Boston, Massachusetts is renowned for its medical schools and hospitals, which provide some of the best treatment in the world. So, it’s all the more troubling that a few miles away, in a Department of Veterans Affairs (VA) nursing home in Brockton, veterans have routinely received substandard care.
Recently made public, an internal investigation of the facility conducted by the VA found that “a substantial and specific danger to public health and safety exists at Brockton.” This is worrying, yet comes as no surprise for those following the embattled agency.
Whistleblower Triggers Investigation
The VA investigation was launched in response to a whistleblower, a licensed practical nurse, who spoke up when she saw veteran safety in jeopardy at the Brockton facility. After her superiors repeatedly ignored her, she contacted the VA Office of Special Counsel and demanded they look into the abuse and neglect she witnessed.
They did, and as a result, they were able to substantiate the whistleblower’s claim that residents “were routinely receiving substandard care.” The specific behavior described in the report is astounding – inspectors actually walked in on 2 nurses who were sleeping, 1 of whom was behind a locked door wrapped in a blanket.
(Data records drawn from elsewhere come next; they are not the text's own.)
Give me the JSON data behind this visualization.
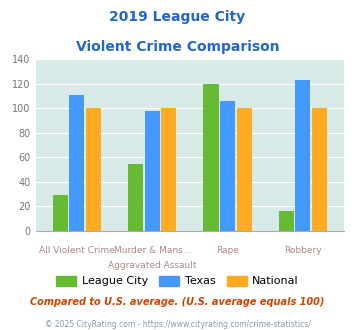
{
  "title_line1": "2019 League City",
  "title_line2": "Violent Crime Comparison",
  "x_labels_top": [
    "",
    "Murder & Mans...",
    "",
    ""
  ],
  "x_labels_bottom": [
    "All Violent Crime",
    "Aggravated Assault",
    "Rape",
    "Robbery"
  ],
  "league_city": [
    29,
    55,
    120,
    16
  ],
  "texas": [
    111,
    98,
    106,
    123
  ],
  "national": [
    100,
    100,
    100,
    100
  ],
  "colors": {
    "league_city": "#66bb33",
    "texas": "#4499ff",
    "national": "#ffaa22"
  },
  "ylim": [
    0,
    140
  ],
  "yticks": [
    0,
    20,
    40,
    60,
    80,
    100,
    120,
    140
  ],
  "plot_bg": "#d8eae8",
  "title_color": "#2266cc",
  "xlabel_color": "#aa8888",
  "footer_note": "Compared to U.S. average. (U.S. average equals 100)",
  "footer_url": "© 2025 CityRating.com - https://www.cityrating.com/crime-statistics/",
  "legend_labels": [
    "League City",
    "Texas",
    "National"
  ]
}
Neglect of any kind is dangerous in a nursing home, and the sleeping nurses are indicative of a culture of poor-quality care. Residents of the Brockton facility were 3 times as likely to have bedsores than residents of other private nursing homes. Additionally, residents were more likely than those of other VA nursing home residents to deteriorate and feel serious pain.
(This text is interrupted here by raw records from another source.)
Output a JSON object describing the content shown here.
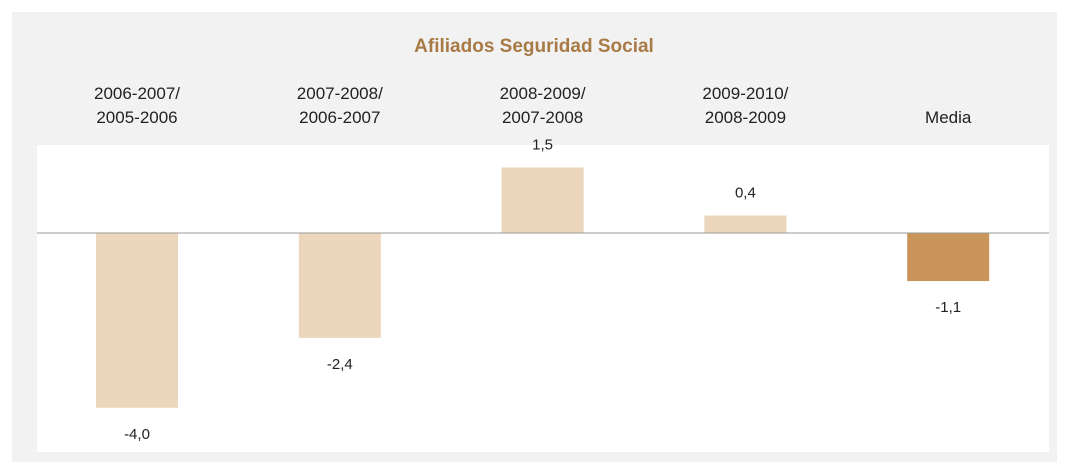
{
  "chart_data": {
    "type": "bar",
    "title": "Afiliados Seguridad Social",
    "categories": [
      "2006-2007/\n2005-2006",
      "2007-2008/\n2006-2007",
      "2008-2009/\n2007-2008",
      "2009-2010/\n2008-2009",
      "Media"
    ],
    "values": [
      -4.0,
      -2.4,
      1.5,
      0.4,
      -1.1
    ],
    "value_labels": [
      "-4,0",
      "-2,4",
      "1,5",
      "0,4",
      "-1,1"
    ],
    "colors": [
      "#ecd6bc",
      "#ecd6bc",
      "#ecd6bc",
      "#ecd6bc",
      "#c9955b"
    ]
  }
}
These findings are especially disturbing because neglect in a nursing home can be fatal. Last year, a mere 40 miles from Brockton at a VA nursing home in Bedford, Massachusetts, a veteran died because the aide responsible for monitoring him was too busy playing video games.
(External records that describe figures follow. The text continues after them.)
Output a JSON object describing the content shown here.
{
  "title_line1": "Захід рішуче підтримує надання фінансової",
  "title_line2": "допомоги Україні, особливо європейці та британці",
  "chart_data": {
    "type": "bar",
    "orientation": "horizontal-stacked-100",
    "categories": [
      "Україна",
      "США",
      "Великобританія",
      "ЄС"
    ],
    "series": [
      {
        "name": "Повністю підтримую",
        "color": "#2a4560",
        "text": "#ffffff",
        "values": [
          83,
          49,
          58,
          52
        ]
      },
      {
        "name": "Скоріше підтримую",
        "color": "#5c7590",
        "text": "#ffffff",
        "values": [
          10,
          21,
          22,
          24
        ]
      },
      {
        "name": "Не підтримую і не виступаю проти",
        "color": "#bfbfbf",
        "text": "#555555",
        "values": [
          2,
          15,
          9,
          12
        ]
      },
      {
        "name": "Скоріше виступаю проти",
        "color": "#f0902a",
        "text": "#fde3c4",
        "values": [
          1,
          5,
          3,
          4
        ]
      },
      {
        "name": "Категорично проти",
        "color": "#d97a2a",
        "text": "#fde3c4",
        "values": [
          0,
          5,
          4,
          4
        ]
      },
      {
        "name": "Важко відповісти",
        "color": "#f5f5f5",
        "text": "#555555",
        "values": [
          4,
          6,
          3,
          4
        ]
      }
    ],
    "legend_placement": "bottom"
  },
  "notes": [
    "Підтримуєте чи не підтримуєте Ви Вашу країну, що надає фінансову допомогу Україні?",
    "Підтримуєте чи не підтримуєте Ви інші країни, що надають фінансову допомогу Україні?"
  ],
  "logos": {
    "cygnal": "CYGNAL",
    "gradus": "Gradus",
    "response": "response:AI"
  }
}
Veterans and Lawmakers Call for Immediate Change
Veterans groups voiced their disgust at what the investigation uncovered, and they were quickly joined by both U.S. Senators from Massachusetts. In a scathing letter to VA Secretary Robert Wilkie, Democratic Senators Elizabeth Warren and Ed Markey expressed their disbelief and disappointment in the Brockton VA facility, and called for immediate action:
[T]his latest report of patient neglect at the Brockton VA is part of a troubling pattern of misconduct at VA facilities in Massachusetts and across the country, and underscores the need for rapid and lasting improvements in quality of care.”
The problem is nationwide, and it is not new. The “troubling pattern of misconduct” cited by Warren and Markey is evidenced by hordes of anecdotal tragedies, but also by the VA’s own data. After all, the congressmen are not alerting the VA Secretary anything he does not already know. They are imploring him to act on information the agency has been suppressing.
VA Hid of Poor-Quality Nursing Homes for Years
In their letter, the senators rail against the culture of secrecy that has kept the poor quality of VA nursing homes hidden.
“For too long,” they write, “we have learned of the mistreatment of our veterans – at Bedford and at Brockton – through the media instead of through VA leadership.”
Their statement is a clear call for those with authority to stop sweeping bad behavior under the rug.
Earlier this year, under pressure from the Boston Globe and USA Today, the VA finally released the rankings they assigned to their nursing homes. Like other nursing homes, the VA monitors its facilities. They conduct unannounced inspections and track quality measures. Unlike other nursing homes, however, VA facilities have not traditionally made their data public.
The latest rankings revealed that VA nursing homes are riddled with problems. One-third of all VA nursing homes maintain received 1 out of 5 stars in the latest rankings. As it stands, many veterans would have to drive 1 or 2 states away to get better-than-average care from a VA facility. In a typical VA nursing home, residents are more likely to be given an antipsychotic medication, develop serious bedsores, or have a catheter left in their bladder for too long.
Why did they keep this critical information hidden? Is agency reputation more important than veteran safety? Why did a nurse have to turn into a whistleblower in order to get basic care to veterans in Brockton?
There are a lot of questions, but only 1 answer: The VA needs serious reform, in its hospitals as well as its nursing homes. Delivering substandard care to veterans is a grave wrong, and there is only so much time left to make it right.